Reputation: 2610
I have a iOS application that use Alamofire to make URL requests. I sometimes find the requests arriving in the wrong order when there is very little time between them. This has to do with the nature of async requests as I understand. Is there any way to guarantee the correct order of the requests? I've been thinking you could wait for each request to finish because you have a completion handler or maybe you could handle this at the server side with a timestamp on each request so the server can discard requests that has a lower timestamp. I don't know what's the best solution though.
My code so far:
Alamofire.request(
defaults.string(forKey: "APIurl")! + path,
method: httpMethod,
parameters: parameters,
encoding: JSONEncoding.default,
headers: headers).responseJSON
{ response in
// Check if the request was successful
var success = false
if (response.result.isSuccess) {
let statusCode = response.response!.statusCode
if (statusCode == 200) {
success = true
} else {
showAlert("COULD_NOT_COMPLETE_TASK_TITLE", message: "TRY_AGAIN_LATER")
}
}
}
I use sliders to change a value between 0 and 100. So in my case the order of the requests are crucial. Let's say I change a slider from 50 to 60. With async requests it sometimes execute first 60 and then 50. This is an issue as it's sent to my API that way and saves the latest value (in this case 50) in the database even though my desired value was 60.
Upvotes: 0
Views: 2052
Reputation: 159
Well if the order of requests in crucial in your case then you should go for the NSOperationQueue that is the only way to make sure the order of your requests.
Follow this tutorial to have a border idea
Upvotes: 0
Reputation: 16794
If the thread is serial which in your case it is then the order will always be the same as you input it. So calling a few operations asynchronously on a same serial thread will force the operations to preserve that order.
The problem in your case is that you are not calling these operations, Alamofire is calling them. The order is preserved but it depends on when the responses are received and parsed. That means you may have no control over the order of the async operations being called.
You have 2 ways of serializing responses:
You need to wait for each response to be completed before you call the next request. If your responses are standard (all look alike) you only need some manager that will store an array of requests and will not call the new one until the previous one is completed. This might be a bit slow since there is no reason (or at least it seems that way in your case) not to perform the requests at the same time.
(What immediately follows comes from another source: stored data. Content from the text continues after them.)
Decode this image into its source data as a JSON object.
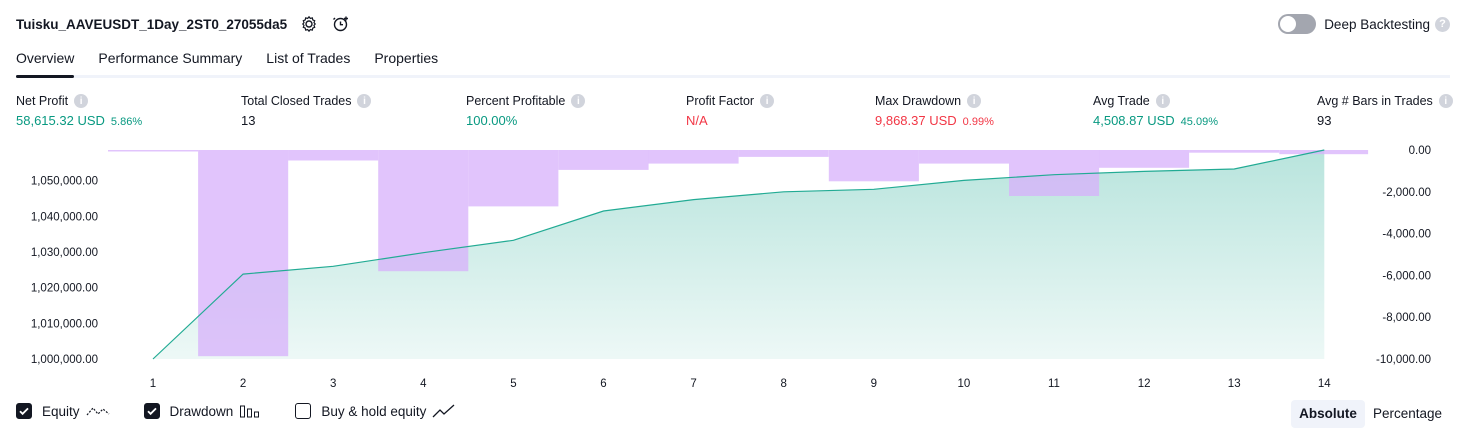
{
  "header": {
    "title": "Tuisku_AAVEUSDT_1Day_2ST0_27055da5",
    "deep_backtesting_label": "Deep Backtesting",
    "deep_backtesting_enabled": false,
    "help_mark": "?"
  },
  "tabs": [
    {
      "label": "Overview",
      "active": true
    },
    {
      "label": "Performance Summary",
      "active": false
    },
    {
      "label": "List of Trades",
      "active": false
    },
    {
      "label": "Properties",
      "active": false
    }
  ],
  "info_mark": "i",
  "metrics": {
    "net_profit": {
      "label": "Net Profit",
      "value": "58,615.32 USD",
      "pct": "5.86%"
    },
    "total_closed_trades": {
      "label": "Total Closed Trades",
      "value": "13"
    },
    "percent_profitable": {
      "label": "Percent Profitable",
      "value": "100.00%"
    },
    "profit_factor": {
      "label": "Profit Factor",
      "value": "N/A"
    },
    "max_drawdown": {
      "label": "Max Drawdown",
      "value": "9,868.37 USD",
      "pct": "0.99%"
    },
    "avg_trade": {
      "label": "Avg Trade",
      "value": "4,508.87 USD",
      "pct": "45.09%"
    },
    "avg_bars": {
      "label": "Avg # Bars in Trades",
      "value": "93"
    }
  },
  "colors": {
    "equity_line": "#22ab94",
    "equity_fill": "#22ab94",
    "drawdown_bar": "#d7b0fb",
    "positive": "#089981",
    "negative": "#f23645"
  },
  "chart_data": {
    "type": "line+bar",
    "x": [
      1,
      2,
      3,
      4,
      5,
      6,
      7,
      8,
      9,
      10,
      11,
      12,
      13,
      14
    ],
    "series": [
      {
        "name": "Equity",
        "axis": "left",
        "values": [
          1000000,
          1023800,
          1026000,
          1029800,
          1033300,
          1041500,
          1044700,
          1046900,
          1047600,
          1050100,
          1051700,
          1052600,
          1053300,
          1058615
        ]
      },
      {
        "name": "Drawdown",
        "axis": "right",
        "values": [
          -30,
          -9868,
          -500,
          -5800,
          -2700,
          -950,
          -650,
          -330,
          -1500,
          -650,
          -2200,
          -850,
          -130,
          -200
        ]
      }
    ],
    "left_ticks": [
      "1,000,000.00",
      "1,010,000.00",
      "1,020,000.00",
      "1,030,000.00",
      "1,040,000.00",
      "1,050,000.00"
    ],
    "left_tick_values": [
      1000000,
      1010000,
      1020000,
      1030000,
      1040000,
      1050000
    ],
    "right_ticks": [
      "0.00",
      "-2,000.00",
      "-4,000.00",
      "-6,000.00",
      "-8,000.00",
      "-10,000.00"
    ],
    "right_tick_values": [
      0,
      -2000,
      -4000,
      -6000,
      -8000,
      -10000
    ],
    "x_ticks": [
      "1",
      "2",
      "3",
      "4",
      "5",
      "6",
      "7",
      "8",
      "9",
      "10",
      "11",
      "12",
      "13",
      "14"
    ],
    "left_range": [
      1000000,
      1058615
    ],
    "right_range": [
      -10000,
      0
    ]
  },
  "legend": {
    "equity": {
      "label": "Equity",
      "checked": true
    },
    "drawdown": {
      "label": "Drawdown",
      "checked": true
    },
    "buy_hold": {
      "label": "Buy & hold equity",
      "checked": false
    }
  },
  "mode": {
    "absolute": "Absolute",
    "percentage": "Percentage",
    "selected": "absolute"
  }
}
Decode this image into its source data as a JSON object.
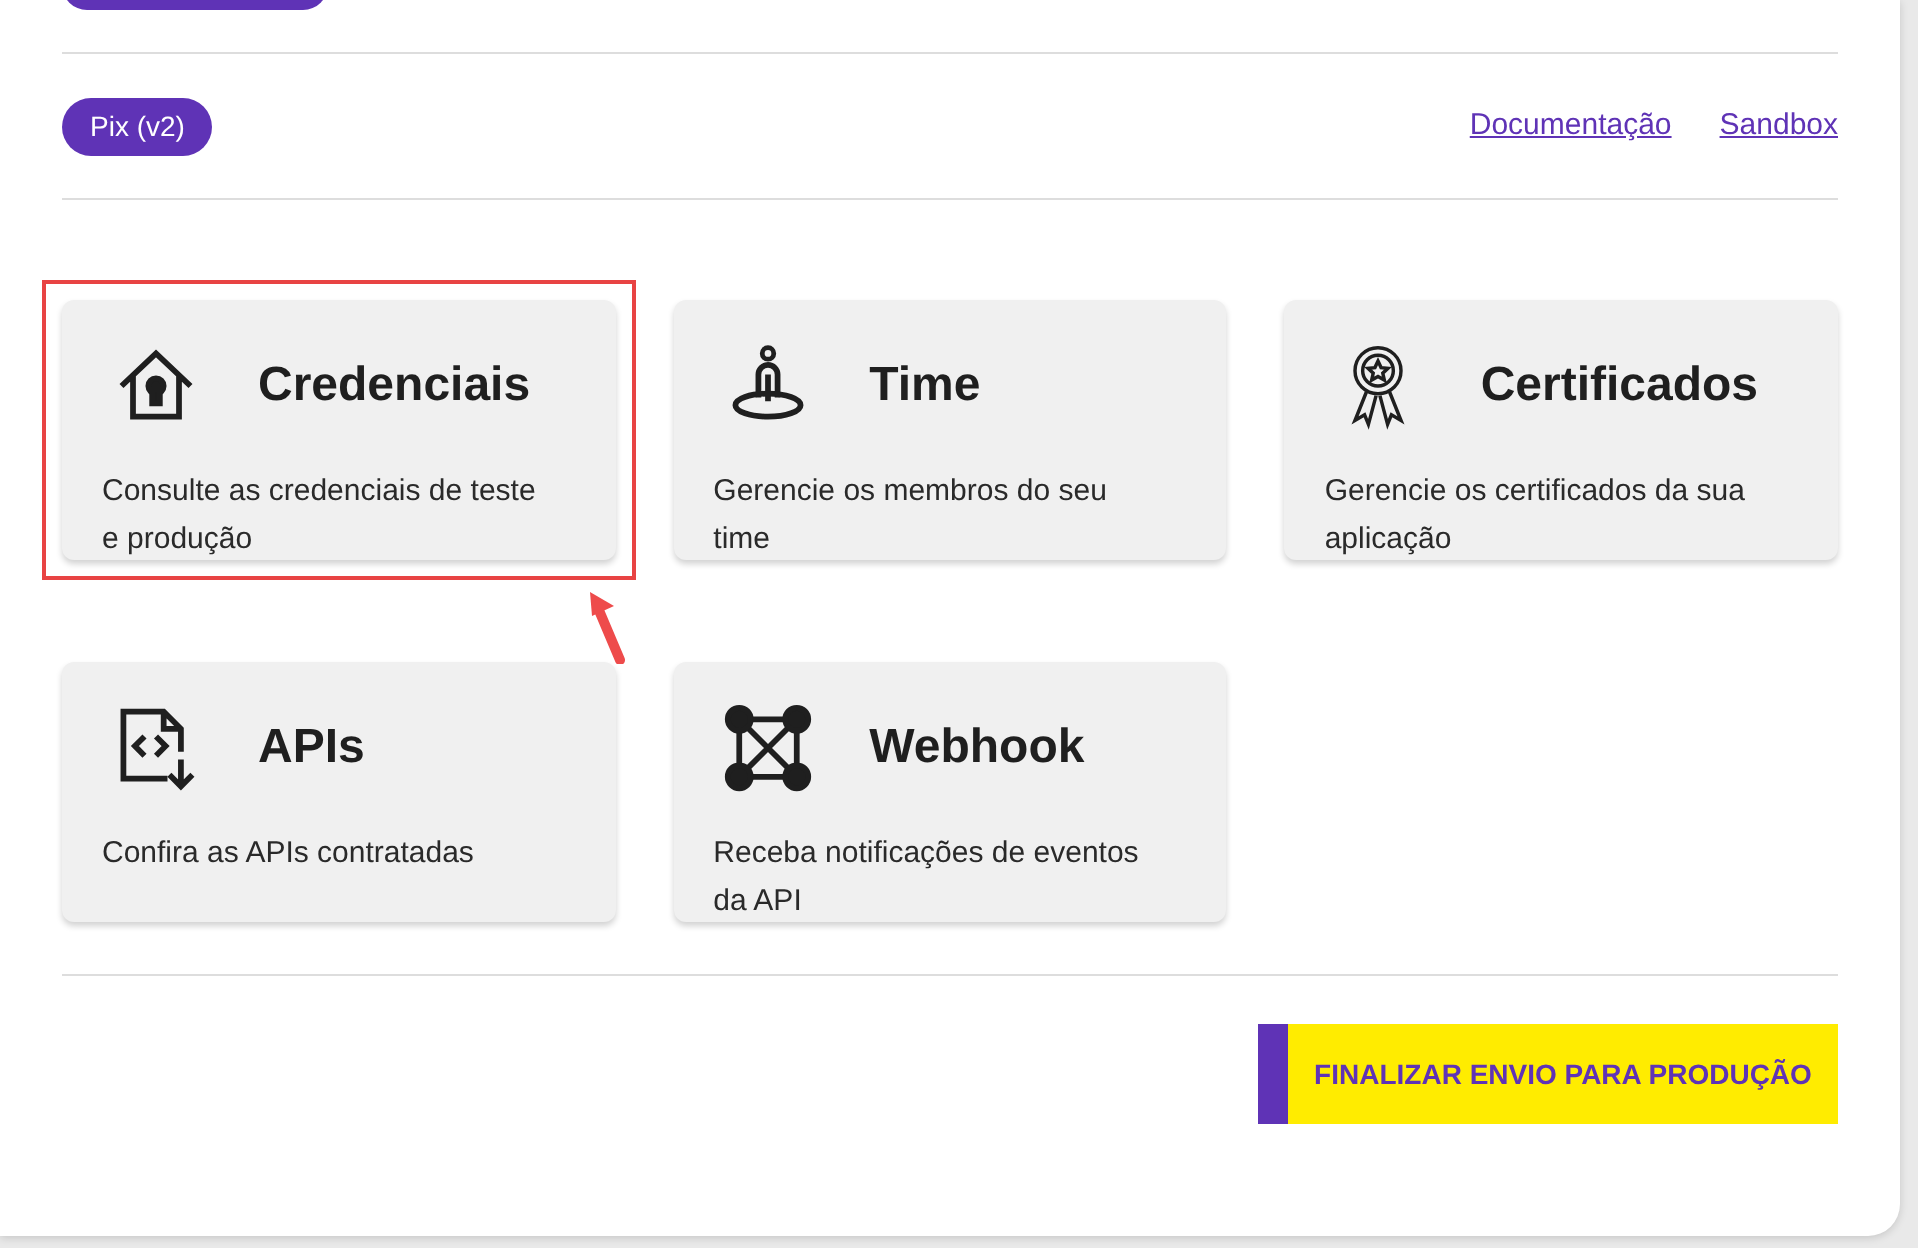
{
  "header": {
    "badge": "Pix (v2)",
    "links": [
      "Documentação",
      "Sandbox"
    ]
  },
  "cards": [
    {
      "kind": "credentials",
      "title": "Credenciais",
      "description": "Consulte as credenciais de teste e produção",
      "highlighted": true
    },
    {
      "kind": "team",
      "title": "Time",
      "description": "Gerencie os membros do seu time",
      "highlighted": false
    },
    {
      "kind": "certificates",
      "title": "Certificados",
      "description": "Gerencie os certificados da sua aplicação",
      "highlighted": false
    },
    {
      "kind": "apis",
      "title": "APIs",
      "description": "Confira as APIs contratadas",
      "highlighted": false
    },
    {
      "kind": "webhook",
      "title": "Webhook",
      "description": "Receba notificações de eventos da API",
      "highlighted": false
    }
  ],
  "footer": {
    "button": "FINALIZAR ENVIO PARA PRODUÇÃO"
  }
}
Serialize the responses so they are called in the same order as input. This means you call the requests whenever and responses will be called whenever. But once the response is received you will check for other responses being complete and only if they are you will trigger a callback on this one. That would again mean having some manager that serializes there responses.
So for the second one you would need something like:
SerializedRequestManager.performRequest(request, myCallbackClosure)
The manager would then save the request into some array of request wrappers like:
let requestWrapper = RequestWrapper(request, myCallbackClosure, isCompleted: false)
self.requestPool.append(requestWrapper)
AF.performRequest(request, myInternalClosure)
Then on response (myInternalClosure
) you need to set the correct wrapper to have response to true and then flush the responses from the start of the array. All the responses finished then must be removed from the array:
requestWrapper.responseData = data // Same wrapper that was just added into the array
requestWrapper.responseError = error // Same wrapper that was just added into the array
requestWrapper.isCompleted = true
self.flushResponses()
So then flushResponses
:
var newPool = [RequestWrapper]() // This is where all the pending items will stay
var shouldFlushResponse = true // Will be set to false with first request that was not completed
self.requestPool.forEach { wrapper in
if wrapper.isCompleted && shouldFlushResponse {
wrapper.callback(wrapper.responseData, wrapper.responseError) // perform response closure
} else {
shouldFlushResponse = false
newPool.append(wrapper)
}
}
self.requestPool = newPool
But you need to be very careful about the multithreading here. All the operation on the array requestPool
should be done on the same thread but it may be any thread you want.